Dans ce livre, la communication se déploie à différents niveaux. Les conversations au sens classique du terme sont rares. Les formes de communication non verbale prédominent : le regard, la posture, le silence. Dans les scènes en studio, le regard se substitue souvent aux mots. Un menton relevé, un changement de posture suffisent à transmettre des instructions. Lorsque le langage intervient, il apparaît souvent réduit, fragmentaire, presque fonctionnel. Cette retenue linguistique reflète la concentration de l’instant photographique. Le narrateur écrit, mais les mots « tombent dans l’espace », tandis que le corps parle. La communication se déplace au niveau de la perception. Parallèlement, il existe une forme de communication réflexive, exprimée dans le monologue intérieur du narrateur. Ce monologue ne s’adresse ni à Mapplethorpe ni à Jimmy, mais à l’image elle-même. Cette adresse silencieuse confère au texte une dimension méditative.
Le texte se divise en plusieurs fils narratifs entrelacés. Le premier concerne l'œuvre de Mapplethorpe elle-même : la mise en scène des corps, le choix des motifs, la rigueur esthétique du processus photographique. Ces passages, d'une grande richesse visuelle, sont rendus par un langage visuel précis. Robert Mapplethorpe occupe une place centrale dans l'art du XXe siècle. Sa photographie mêle le nu masculin, le désir homosexuel et l'imagerie sadomasochiste à une rigueur formelle qui a à la fois provoqué et consacré son œuvre. Ses travaux se situent au croisement de la composition classique et d'une politique corporelle radicale.
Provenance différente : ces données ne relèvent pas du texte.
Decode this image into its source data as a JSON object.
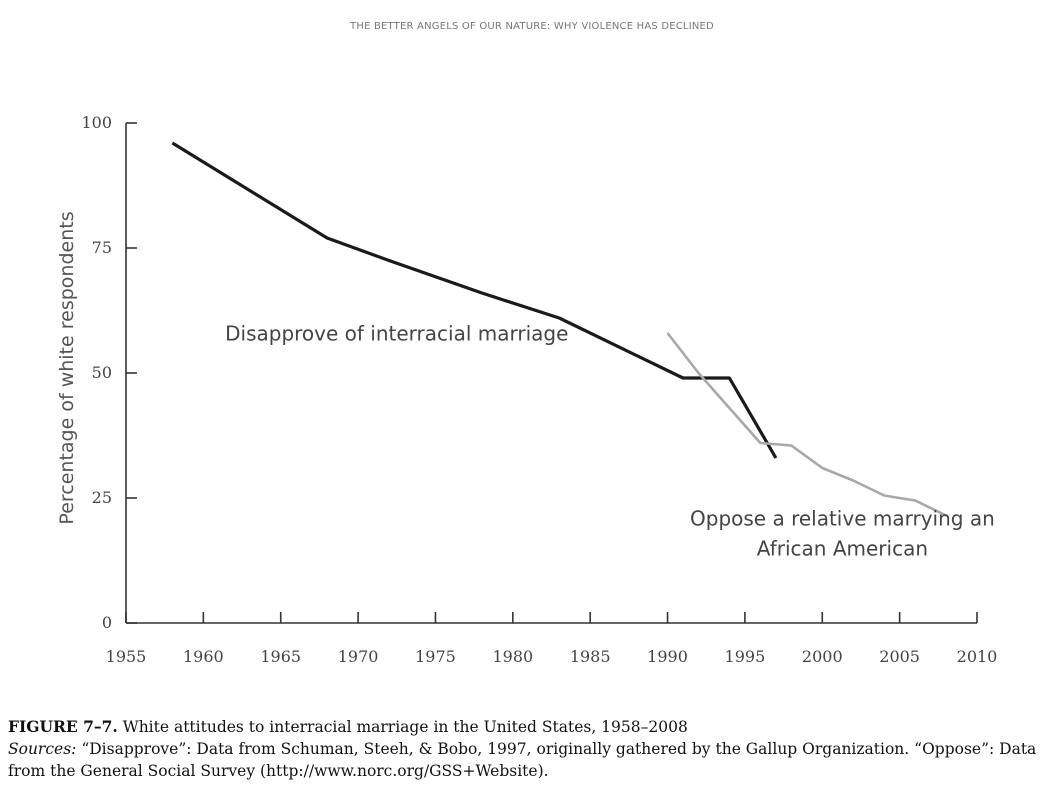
{
  "running_head": "THE BETTER ANGELS OF OUR NATURE: WHY VIOLENCE HAS DECLINED",
  "caption": {
    "figure_number": "FIGURE 7–7.",
    "title": "White attitudes to interracial marriage in the United States, 1958–2008",
    "sources_label": "Sources:",
    "sources_text": "“Disapprove”: Data from Schuman, Steeh, & Bobo, 1997, originally gathered by the Gallup Organization. “Oppose”: Data from the General Social Survey (http://www.norc.org/GSS+Website)."
  },
  "chart_data": {
    "type": "line",
    "title": "",
    "xlabel": "",
    "ylabel": "Percentage of white respondents",
    "xlim": [
      1955,
      2010
    ],
    "ylim": [
      0,
      100
    ],
    "x_ticks": [
      1955,
      1960,
      1965,
      1970,
      1975,
      1980,
      1985,
      1990,
      1995,
      2000,
      2005,
      2010
    ],
    "y_ticks": [
      0,
      25,
      50,
      75,
      100
    ],
    "grid": false,
    "series": [
      {
        "name": "Disapprove of interracial marriage",
        "color": "#1a1a1a",
        "points": [
          [
            1958,
            96
          ],
          [
            1968,
            77
          ],
          [
            1972,
            72.5
          ],
          [
            1978,
            66
          ],
          [
            1983,
            61
          ],
          [
            1991,
            49
          ],
          [
            1994,
            49
          ],
          [
            1997,
            33
          ]
        ]
      },
      {
        "name": "Oppose a relative marrying an African American",
        "color": "#a8a8a8",
        "points": [
          [
            1990,
            58
          ],
          [
            1992,
            50
          ],
          [
            1994,
            43
          ],
          [
            1996,
            36
          ],
          [
            1998,
            35.5
          ],
          [
            2000,
            31
          ],
          [
            2002,
            28.5
          ],
          [
            2004,
            25.5
          ],
          [
            2006,
            24.5
          ],
          [
            2008,
            21.5
          ]
        ]
      }
    ],
    "annotations": [
      {
        "text": "Disapprove of interracial marriage",
        "series": 0
      },
      {
        "text": "Oppose a relative marrying an",
        "series": 1,
        "line": 1
      },
      {
        "text": "African American",
        "series": 1,
        "line": 2
      }
    ]
  }
}
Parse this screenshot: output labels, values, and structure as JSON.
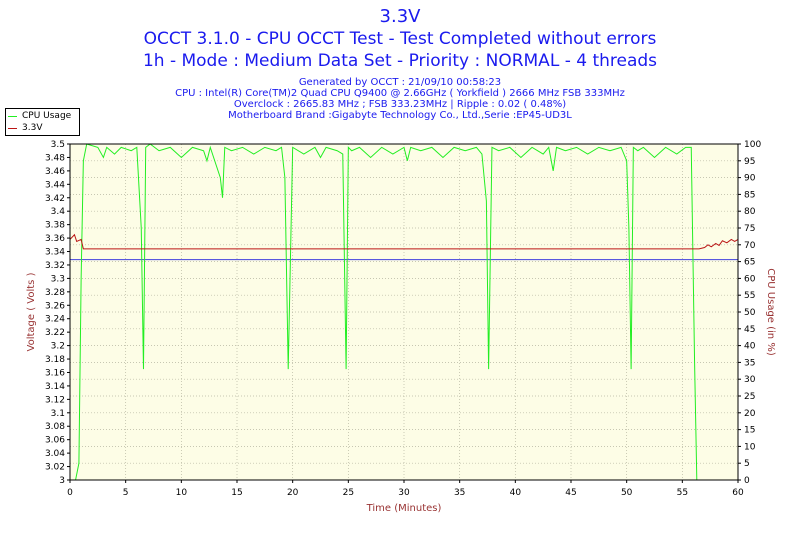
{
  "header": {
    "title": "3.3V",
    "subtitle1": "OCCT 3.1.0 - CPU OCCT Test - Test Completed without errors",
    "subtitle2": "1h - Mode : Medium Data Set - Priority : NORMAL - 4 threads",
    "info": [
      "Generated by OCCT : 21/09/10 00:58:23",
      "CPU : Intel(R) Core(TM)2 Quad CPU Q9400 @ 2.66GHz ( Yorkfield ) 2666 MHz FSB 333MHz",
      "Overclock : 2665.83 MHz ; FSB 333.23MHz | Ripple : 0.02 ( 0.48%)",
      "Motherboard Brand :Gigabyte Technology Co., Ltd.,Serie :EP45-UD3L"
    ]
  },
  "colors": {
    "title": "#1a1aee",
    "plot_bg": "#fdfde6",
    "grid": "#b5b5a0",
    "cpu_usage": "#22ee22",
    "voltage": "#bb1515",
    "avg_line": "#4040dd",
    "axis_label": "#993333"
  },
  "chart_data": {
    "type": "line",
    "xlabel": "Time (Minutes)",
    "ylabel": "Voltage ( Volts )",
    "ylabel_right": "CPU Usage (in %)",
    "xlim": [
      0,
      60
    ],
    "ylim": [
      3.0,
      3.5
    ],
    "ylim_right": [
      0,
      100
    ],
    "x_ticks": [
      0,
      5,
      10,
      15,
      20,
      25,
      30,
      35,
      40,
      45,
      50,
      55,
      60
    ],
    "y_ticks": [
      3,
      3.02,
      3.04,
      3.06,
      3.08,
      3.1,
      3.12,
      3.14,
      3.16,
      3.18,
      3.2,
      3.22,
      3.24,
      3.26,
      3.28,
      3.3,
      3.32,
      3.34,
      3.36,
      3.38,
      3.4,
      3.42,
      3.44,
      3.46,
      3.48,
      3.5
    ],
    "y_ticks_right": [
      0,
      5,
      10,
      15,
      20,
      25,
      30,
      35,
      40,
      45,
      50,
      55,
      60,
      65,
      70,
      75,
      80,
      85,
      90,
      95,
      100
    ],
    "grid": true,
    "legend": [
      "CPU Usage",
      "3.3V"
    ],
    "legend_position": "top-left outside",
    "reference_line": {
      "value": 3.328,
      "axis": "left"
    },
    "series": [
      {
        "name": "CPU Usage",
        "axis": "right",
        "x": [
          0,
          0.5,
          0.8,
          1.0,
          1.2,
          1.5,
          2.5,
          3.0,
          3.3,
          4.0,
          4.6,
          5.5,
          6.0,
          6.4,
          6.6,
          6.8,
          7.2,
          8.0,
          9.0,
          10.0,
          11.0,
          12.0,
          12.3,
          12.6,
          13.5,
          13.7,
          13.9,
          14.5,
          15.5,
          16.5,
          17.5,
          18.5,
          19.0,
          19.3,
          19.6,
          20.0,
          21.0,
          22.0,
          22.5,
          23.0,
          24.0,
          24.5,
          24.8,
          25.0,
          25.3,
          26.0,
          27.0,
          28.0,
          29.0,
          30.0,
          30.3,
          30.6,
          31.5,
          32.5,
          33.5,
          34.5,
          35.5,
          36.5,
          37.0,
          37.4,
          37.6,
          37.9,
          38.5,
          39.5,
          40.5,
          41.5,
          42.5,
          43.0,
          43.4,
          43.7,
          44.5,
          45.5,
          46.5,
          47.5,
          48.5,
          49.5,
          50.0,
          50.2,
          50.4,
          50.6,
          51.0,
          51.5,
          52.5,
          53.5,
          54.5,
          55.3,
          55.8,
          56.1,
          56.3
        ],
        "y": [
          0,
          0,
          5,
          60,
          95,
          100,
          99,
          96,
          99,
          97,
          99,
          98,
          99,
          75,
          33,
          99,
          100,
          98,
          99,
          96,
          99,
          98,
          95,
          99,
          90,
          84,
          99,
          98,
          99,
          97,
          99,
          98,
          99,
          90,
          33,
          99,
          97,
          99,
          96,
          99,
          98,
          97,
          33,
          99,
          98,
          99,
          96,
          99,
          97,
          99,
          95,
          99,
          98,
          99,
          96,
          99,
          98,
          99,
          97,
          83,
          33,
          99,
          98,
          99,
          96,
          99,
          97,
          99,
          92,
          99,
          98,
          99,
          97,
          99,
          98,
          99,
          95,
          75,
          33,
          99,
          98,
          99,
          96,
          99,
          97,
          99,
          99,
          35,
          0
        ]
      },
      {
        "name": "3.3V",
        "axis": "left",
        "x": [
          0,
          0.4,
          0.6,
          1.0,
          1.2,
          2.0,
          10.0,
          20.0,
          30.0,
          40.0,
          50.0,
          55.0,
          56.0,
          56.5,
          57.0,
          57.3,
          57.6,
          58.0,
          58.3,
          58.6,
          59.0,
          59.4,
          59.7,
          60.0
        ],
        "y": [
          3.358,
          3.365,
          3.355,
          3.358,
          3.344,
          3.344,
          3.344,
          3.344,
          3.344,
          3.344,
          3.344,
          3.344,
          3.344,
          3.344,
          3.346,
          3.35,
          3.347,
          3.352,
          3.349,
          3.356,
          3.353,
          3.358,
          3.355,
          3.358
        ]
      }
    ]
  }
}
De ce fait, tout texte littéraire consacré à cette œuvre implique inévitablement d'aborder les questions de visibilité, de pouvoir, de désir et d'esthétisation. Le livre se déploie comme une succession de scènes, de souvenirs et de réflexions gravitant autour de Mapplethorpe, du modèle Jimmy Freeman et de la narratrice. Il décrit des moments en studio, des séances photographiques, des aperçus d'images individuelles, des conversations, des silences, puis, plus tard, la maladie et le deuil. Ces fragments s'assemblent pour former une méditation poétique sur l'art, le corps et la fugacité.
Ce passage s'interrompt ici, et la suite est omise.